Who has been your mentor? What makes you different from them and the same?
I had a professor at my foundation who discovered my talent of drawings and lead me to the right direction. He emphasized students to draw from life. Observation drawing was the key with his assignments.
And there are more! Although I haven’t met them, I learned a lot of things from their works. I know this may not what you meant, but this is how I learned and found my ways of working.
I made my first dummy book when I was a sophomore level, but I did not know anything about a picture book. So I used picture books as my mentors. The Rabbit by John Marsden (author) & Shaun Tan (illustrator) and Slow Loris by Alexis Deacon. I read the books over and over, exam layouts, compositions and flows in the books. I really enjoyed the ways they tell a story. Simple text but just enough, and illustration does the rest of the job. Shaun Tan and Alexis Deacon are still among my favorites, and I was influenced by their works very heavily from the beginning. Maybe that’s why all of my picture books have simple texts, only one or two sentences on each spread. Maybe because I still believe that illustration can tell more stories than texts.

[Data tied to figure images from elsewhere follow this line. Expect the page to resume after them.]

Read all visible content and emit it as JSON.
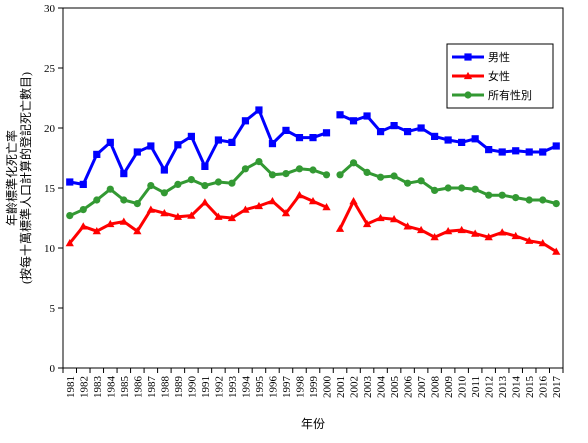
{
  "chart_data": {
    "type": "line",
    "title": "",
    "xlabel": "年份",
    "ylabel": [
      "年齡標準化死亡率",
      "(按每十萬標準人口計算的登記死亡數目)"
    ],
    "ylim": [
      0,
      30
    ],
    "yticks": [
      0,
      5,
      10,
      15,
      20,
      25,
      30
    ],
    "grid": false,
    "legend_position": "top-right",
    "x": [
      1981,
      1982,
      1983,
      1984,
      1985,
      1986,
      1987,
      1988,
      1989,
      1990,
      1991,
      1992,
      1993,
      1994,
      1995,
      1996,
      1997,
      1998,
      1999,
      2000,
      2001,
      2002,
      2003,
      2004,
      2005,
      2006,
      2007,
      2008,
      2009,
      2010,
      2011,
      2012,
      2013,
      2014,
      2015,
      2016,
      2017
    ],
    "x_tick_labels": [
      "1981",
      "1982",
      "1983",
      "1984",
      "1985",
      "1986",
      "1987",
      "1988",
      "1989",
      "1990",
      "1991",
      "1992",
      "1993",
      "1994",
      "1995",
      "1996",
      "1997",
      "1998",
      "1999",
      "2000",
      "2001",
      "2002",
      "2003",
      "2004",
      "2005",
      "2006",
      "2007",
      "2008",
      "2009",
      "2010",
      "2011",
      "2012",
      "2013",
      "2014",
      "2015",
      "2016",
      "2017"
    ],
    "series": [
      {
        "name": "男性",
        "color": "#0000ff",
        "marker": "square",
        "values": [
          15.5,
          15.3,
          17.8,
          18.8,
          16.2,
          18.0,
          18.5,
          16.5,
          18.6,
          19.3,
          16.8,
          19.0,
          18.8,
          20.6,
          21.5,
          18.7,
          19.8,
          19.2,
          19.2,
          19.6,
          21.1,
          20.6,
          21.0,
          19.7,
          20.2,
          19.7,
          20.0,
          19.3,
          19.0,
          18.8,
          19.1,
          18.2,
          18.0,
          18.1,
          18.0,
          18.0,
          18.5
        ]
      },
      {
        "name": "女性",
        "color": "#ff0000",
        "marker": "triangle",
        "values": [
          10.4,
          11.8,
          11.4,
          12.0,
          12.2,
          11.4,
          13.2,
          12.9,
          12.6,
          12.7,
          13.8,
          12.6,
          12.5,
          13.2,
          13.5,
          13.9,
          12.9,
          14.4,
          13.9,
          13.4,
          11.6,
          13.9,
          12.0,
          12.5,
          12.4,
          11.8,
          11.5,
          10.9,
          11.4,
          11.5,
          11.2,
          10.9,
          11.3,
          11.0,
          10.6,
          10.4,
          9.7
        ]
      },
      {
        "name": "所有性別",
        "color": "#339933",
        "marker": "circle",
        "values": [
          12.7,
          13.2,
          14.0,
          14.9,
          14.0,
          13.7,
          15.2,
          14.6,
          15.3,
          15.7,
          15.2,
          15.5,
          15.4,
          16.6,
          17.2,
          16.1,
          16.2,
          16.6,
          16.5,
          16.1,
          16.1,
          17.1,
          16.3,
          15.9,
          16.0,
          15.4,
          15.6,
          14.8,
          15.0,
          15.0,
          14.9,
          14.4,
          14.4,
          14.2,
          14.0,
          14.0,
          13.7
        ]
      }
    ]
  }
}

There are many artists/illustrator who I got inspirations from, such as Kveta Pacovska, Quentin Blake, Brian Wildsmith and John Birningham. And of course, there are a lot more because I keep adding artists to my lists.
My recent discovery of Javier Zabala, Spanish illustrator, made me to try watercolor after being away from it for many years because I did not enjoy using it. At first I tried to make a drawing like his, then I modified the ways of working with my tastes, adding color pencils and marker pens.